Words Worth Knowing: Marshal

The Word Worth Knowing this week is Marshal.


I love going to the parades. I’m a fan of flower-decorated wagons, sticky martial band melodies and characters in colorful costumes. One of the characters that always catches my attention is that typical Marshal who rides a horse, with his jacket with huge shoulder pads and his strange hat adorned with feathers. He certainly seems like a very important character, who has shown his gallantry to earn his medals and his place in front of his troops; but according to history, when the term “Marshal” was invented it was a low position and without any kind of leadership. How did we go from one thing to another? Join me in discovering it below along with the etymology of the word Marshal.


Dictionary Definition

Marshal: Noun. A high official in the household of a medieval king, prince, or noble originally having charge of the cavalry but later usually in command of the military forces (Merriam Webster Dictionary)

Marshal: Noun. An officer of the highest rank in the armed forces of some countries. (Oxford English Dictionary)

Marshal: Verb. To bring together or organize people or things in order to achieve a particular aim. (Cambridge Advanced Learner’s Dictionary)


The position of Marshal in the armed forces is rarely used today; now it is mostly given as an honorary position, and is still used in citizen security forces such as police and firefighters; this is why it is an occasionally used word. As the Collins English Dictionary explains, marshal is among the 30,000 most commonly used words.

Although they are no longer as feared as they were in the 18th century, never speak ill of a marshal!

Here are some correct phrases in which this word is used:

“Saturday’s Military Appreciation Days Parade in Myrtle Beach not only has a Grand Marshal, but also an Honorary Grand Marshal who’s 98 years young.”

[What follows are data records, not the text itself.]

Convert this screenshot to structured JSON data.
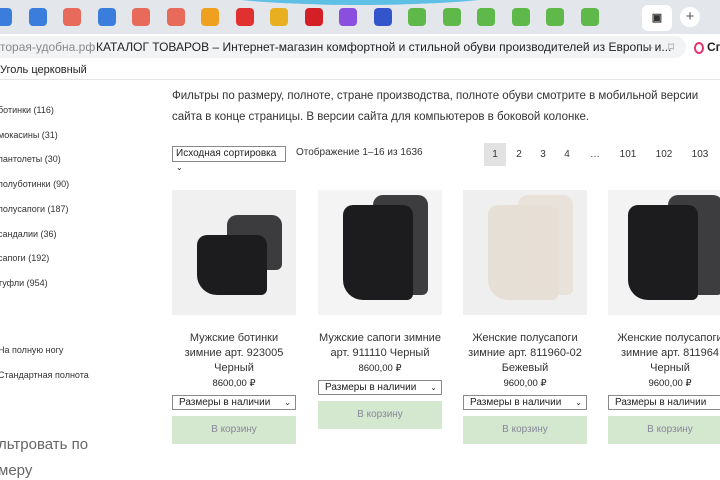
{
  "browser": {
    "tabs": [
      {
        "icon": "mail-icon",
        "color": "#3b7ddd"
      },
      {
        "icon": "bolt-icon",
        "color": "#3b7ddd"
      },
      {
        "icon": "yandex-icon",
        "color": "#e86a5a"
      },
      {
        "icon": "cloud-icon",
        "color": "#3b7ddd"
      },
      {
        "icon": "yandex-icon",
        "color": "#e86a5a"
      },
      {
        "icon": "yandex-icon",
        "color": "#e86a5a"
      },
      {
        "icon": "arrow-icon",
        "color": "#f0a020"
      },
      {
        "icon": "five-icon",
        "color": "#e03030"
      },
      {
        "icon": "image-icon",
        "color": "#e8b020"
      },
      {
        "icon": "hh-icon",
        "color": "#d51f27"
      },
      {
        "icon": "yu-icon",
        "color": "#8a4fdf"
      },
      {
        "icon": "site-icon",
        "color": "#3355cc"
      },
      {
        "icon": "leaf-icon",
        "color": "#5fb84a"
      },
      {
        "icon": "leaf-icon",
        "color": "#5fb84a"
      },
      {
        "icon": "leaf-icon",
        "color": "#5fb84a"
      },
      {
        "icon": "leaf-icon",
        "color": "#5fb84a"
      },
      {
        "icon": "leaf-icon",
        "color": "#5fb84a"
      },
      {
        "icon": "leaf-icon",
        "color": "#5fb84a"
      }
    ],
    "domain": "торая-удобна.рф",
    "page_title": "КАТАЛОГ ТОВАРОВ – Интернет-магазин комфортной и стильной обуви производителей из Европы и...",
    "more": "···",
    "alice": "Сп",
    "bookmark": "Уголь церковный"
  },
  "sidebar": {
    "categories": [
      "ботинки (116)",
      "мокасины (31)",
      "пантолеты (30)",
      "полуботинки (90)",
      "полусапоги (187)",
      "сандалии (36)",
      "сапоги (192)",
      "туфли (954)"
    ],
    "fullness": [
      "На полную ногу",
      "Стандартная полнота"
    ],
    "filter_heading_1": "льтровать по",
    "filter_heading_2": "меру"
  },
  "main": {
    "intro": "Фильтры по размеру, полноте, стране производства, полноте обуви смотрите в мобильной версии сайта в конце страницы. В версии сайта для компьютеров в боковой колонке.",
    "sort": "Исходная сортировка",
    "count": "Отображение 1–16 из 1636",
    "pages": [
      "1",
      "2",
      "3",
      "4",
      "…",
      "101",
      "102",
      "103"
    ],
    "products": [
      {
        "name": "Мужские ботинки зимние арт. 923005 Черный",
        "price": "8600,00 ₽",
        "sizes": "Размеры в наличии",
        "cart": "В корзину"
      },
      {
        "name": "Мужские сапоги зимние арт. 911110 Черный",
        "price": "8600,00 ₽",
        "sizes": "Размеры в наличии",
        "cart": "В корзину"
      },
      {
        "name": "Женские полусапоги зимние арт. 811960-02 Бежевый",
        "price": "9600,00 ₽",
        "sizes": "Размеры в наличии",
        "cart": "В корзину"
      },
      {
        "name": "Женские полусапоги зимние арт. 811964 Черный",
        "price": "9600,00 ₽",
        "sizes": "Размеры в наличии",
        "cart": "В корзину"
      }
    ]
  }
}
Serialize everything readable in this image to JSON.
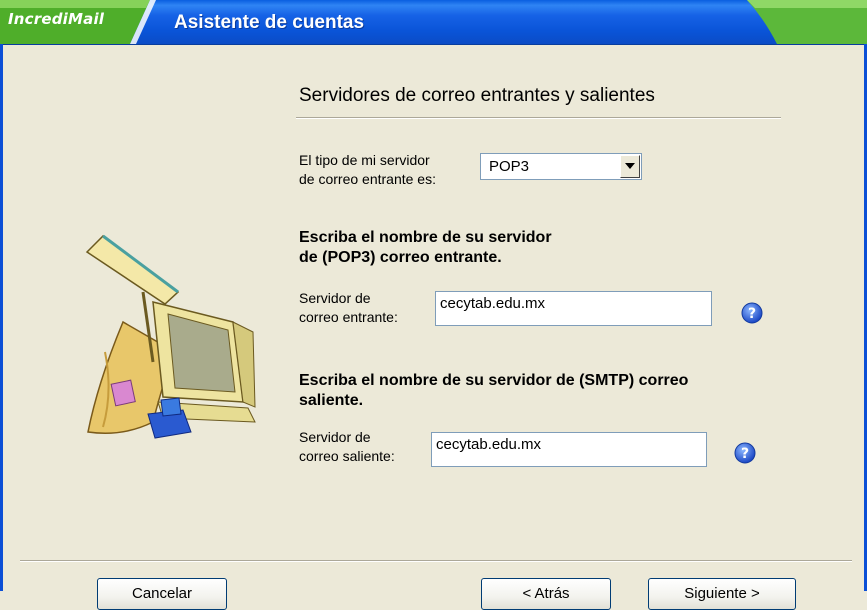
{
  "window": {
    "logo": "IncrediMail",
    "title": "Asistente de cuentas"
  },
  "page": {
    "heading": "Servidores de correo entrantes y salientes"
  },
  "server_type": {
    "label_line1": "El tipo de mi servidor",
    "label_line2": "de correo entrante es:",
    "selected": "POP3"
  },
  "incoming": {
    "instruction_line1": "Escriba el nombre de su servidor",
    "instruction_line2": "de (POP3) correo entrante.",
    "label_line1": "Servidor de",
    "label_line2": "correo entrante:",
    "value": "cecytab.edu.mx"
  },
  "outgoing": {
    "instruction_line1": "Escriba el nombre de su servidor de (SMTP) correo",
    "instruction_line2": "saliente.",
    "label_line1": "Servidor de",
    "label_line2": "correo saliente:",
    "value": "cecytab.edu.mx"
  },
  "buttons": {
    "cancel": "Cancelar",
    "back": "< Atrás",
    "next": "Siguiente >"
  },
  "icons": {
    "help": "help-icon",
    "dropdown": "chevron-down-icon",
    "illustration": "computer-mail-illustration"
  }
}
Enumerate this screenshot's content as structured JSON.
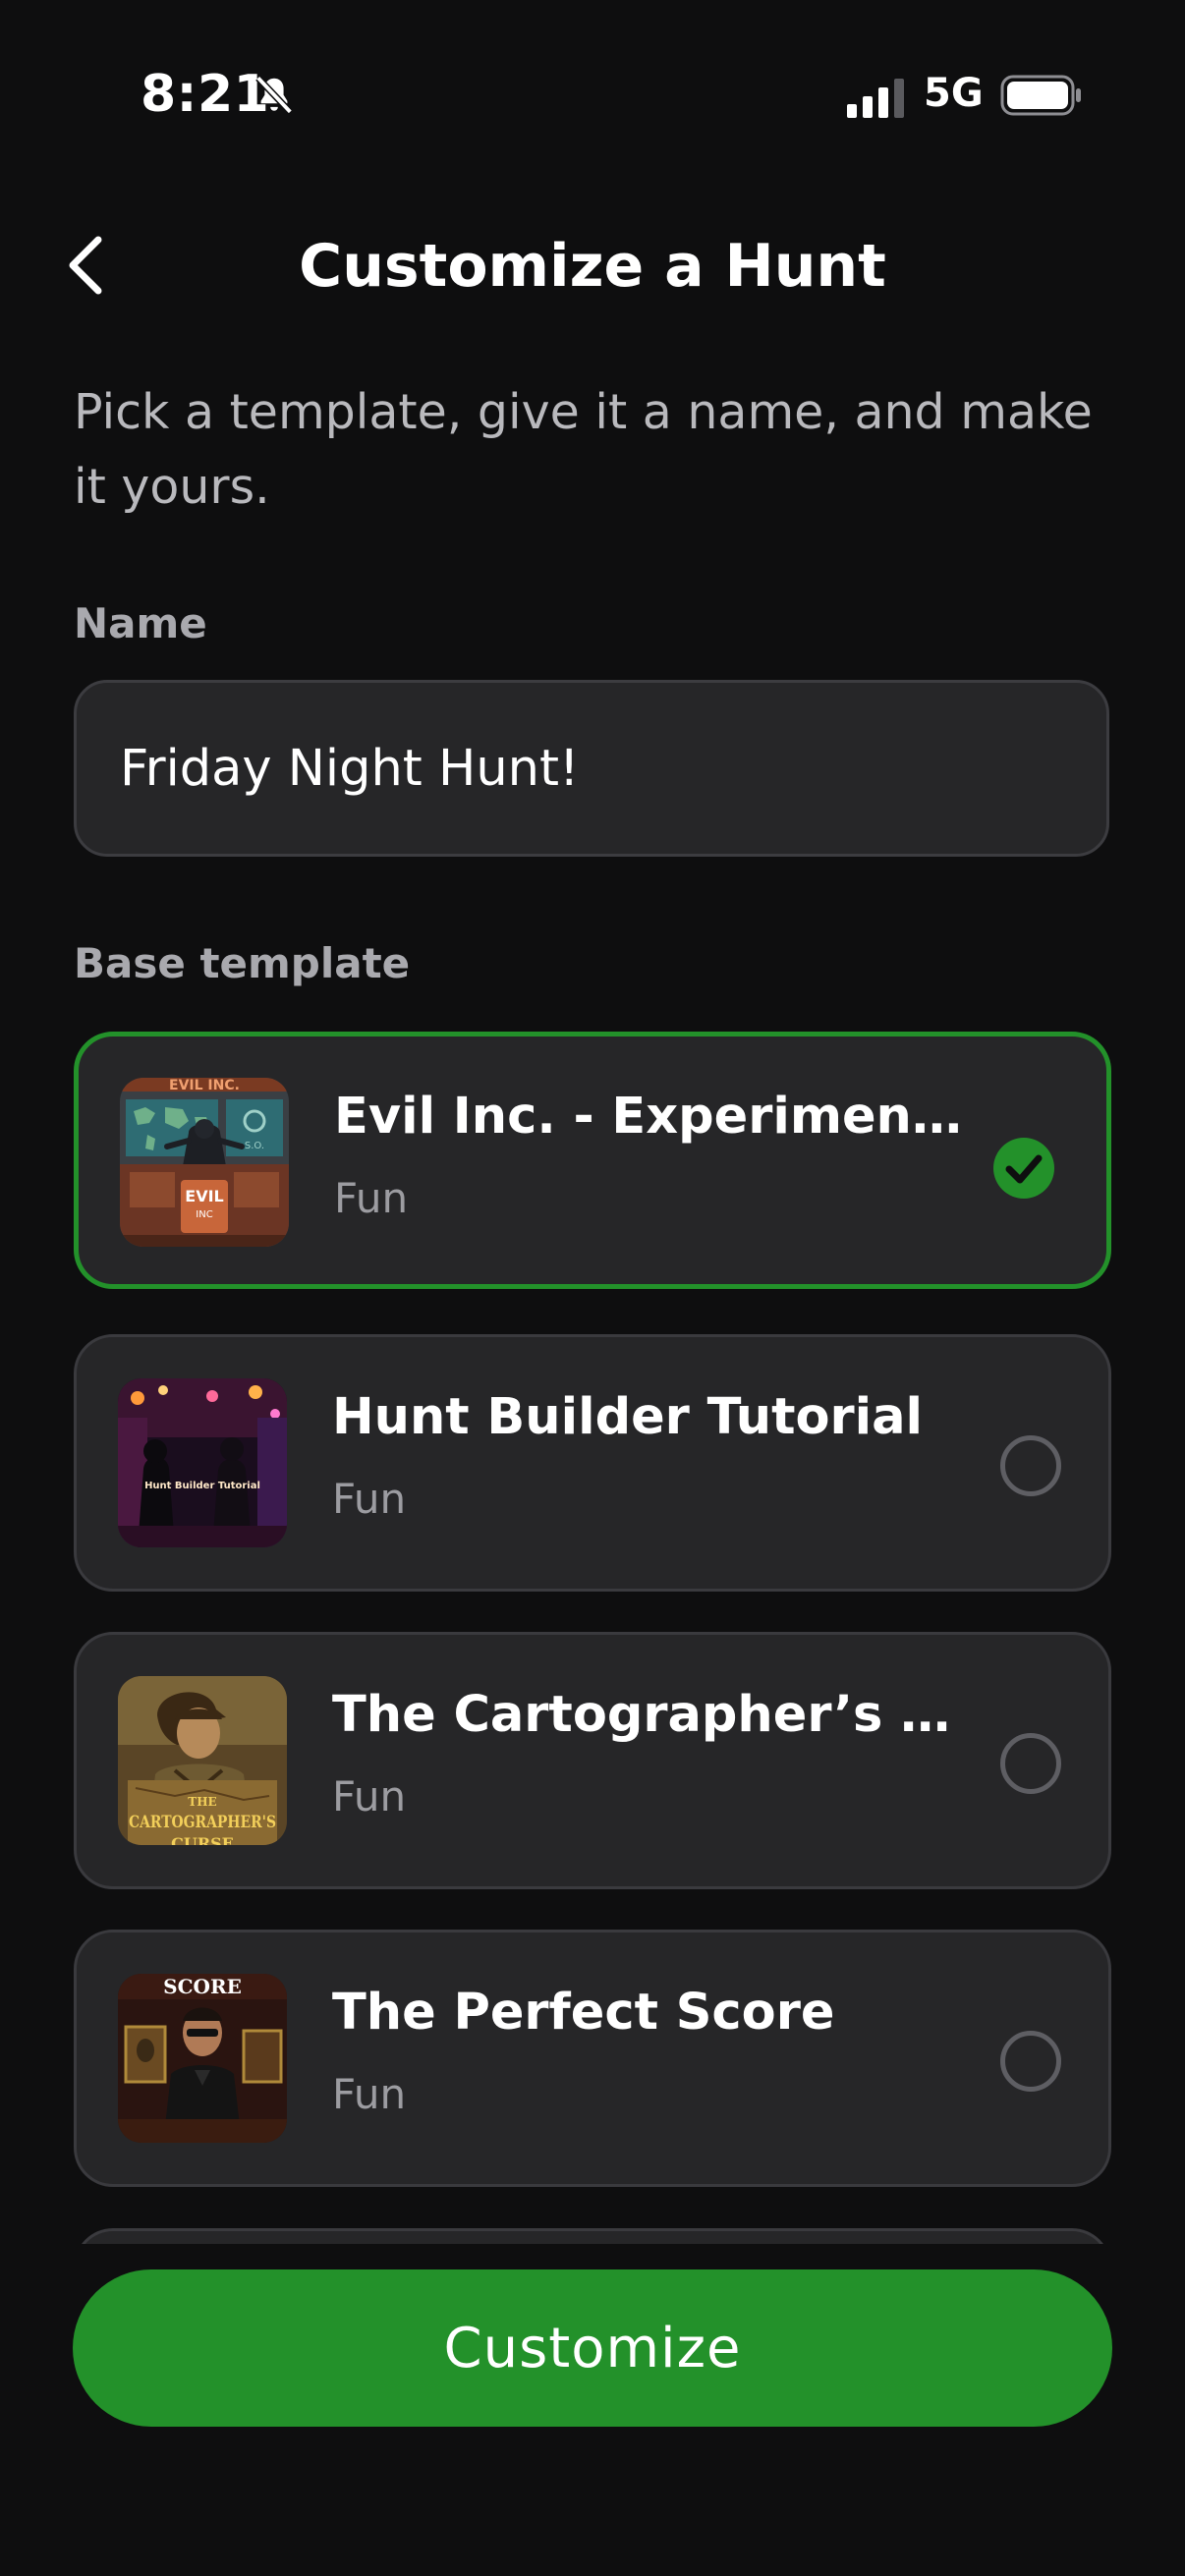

From WBTW News 13 website Article: Treva Greene named honorary grand marshal for Myrtle Beach Military Appreciation Days parade. 2019

“Sergio Pérez said he came close to running over a marshal during the Monaco Grand Prix.”

From The Guardian website Article: Sergio Pérez relieved after nearly running over marshal at Monaco GP. 2019

A Franklin man has pleaded guilty to three counts of impersonating a deputy US Marshal and making a false statement.”

From News 4 website Article: Franklin man pleads guilty to federal charges of impersonating a Deputy US Marshal. 2019


A humble beginning


The origin of both the military office and the word Marshal dates back to the 11th century. At that time and throughout the Middle Ages the aspect that really marked the strength of an army was its cavalry, ie the number of horses they had to carry to battle, accompanied by their corresponding riders able to attack their opponents from the top of the loins of their beasts.

Because of this, it was of crucial importance that all the horses in an army were well cared for and fed, sometimes even better cared for than the soldiers themselves, and this task was assigned to one or two of the youngest and most novice soldiers. To refer to them was invented the Germanic word *marhskalk, from the proto-Germanic compounds *markhaz, which means “horse” and *skalkaz which means “servant”, so it was simply a “horse-servant”.

Despite the humility of the position, it was a highly respected task, because each marhskalk had to earn the trust of the horses and learn to communicate with them so that they would allow him to brush them, bathe them and even heal some wounds after the battle, which not everyone could achieve. Because of this, the opinion of the marhskalk was often taken into account to develop the military strategies that included the horses, and little by little the charge of marhskalk was related to great military strategists.

Thus from the 13th century the word was adopted by the English language, transformed into “marshal” and already charged with all the honor that had been conferred on it over the years, so it began to define this term as the name of the commanding officer of an army, especially the command of the cavalry forces.

This leaves us with a moral: no job or honorable position is worth less than another. In every job there is something to learn and something to excel at if you put the right effort, and thus get your effort recognized and rewarded, like the former Marshals.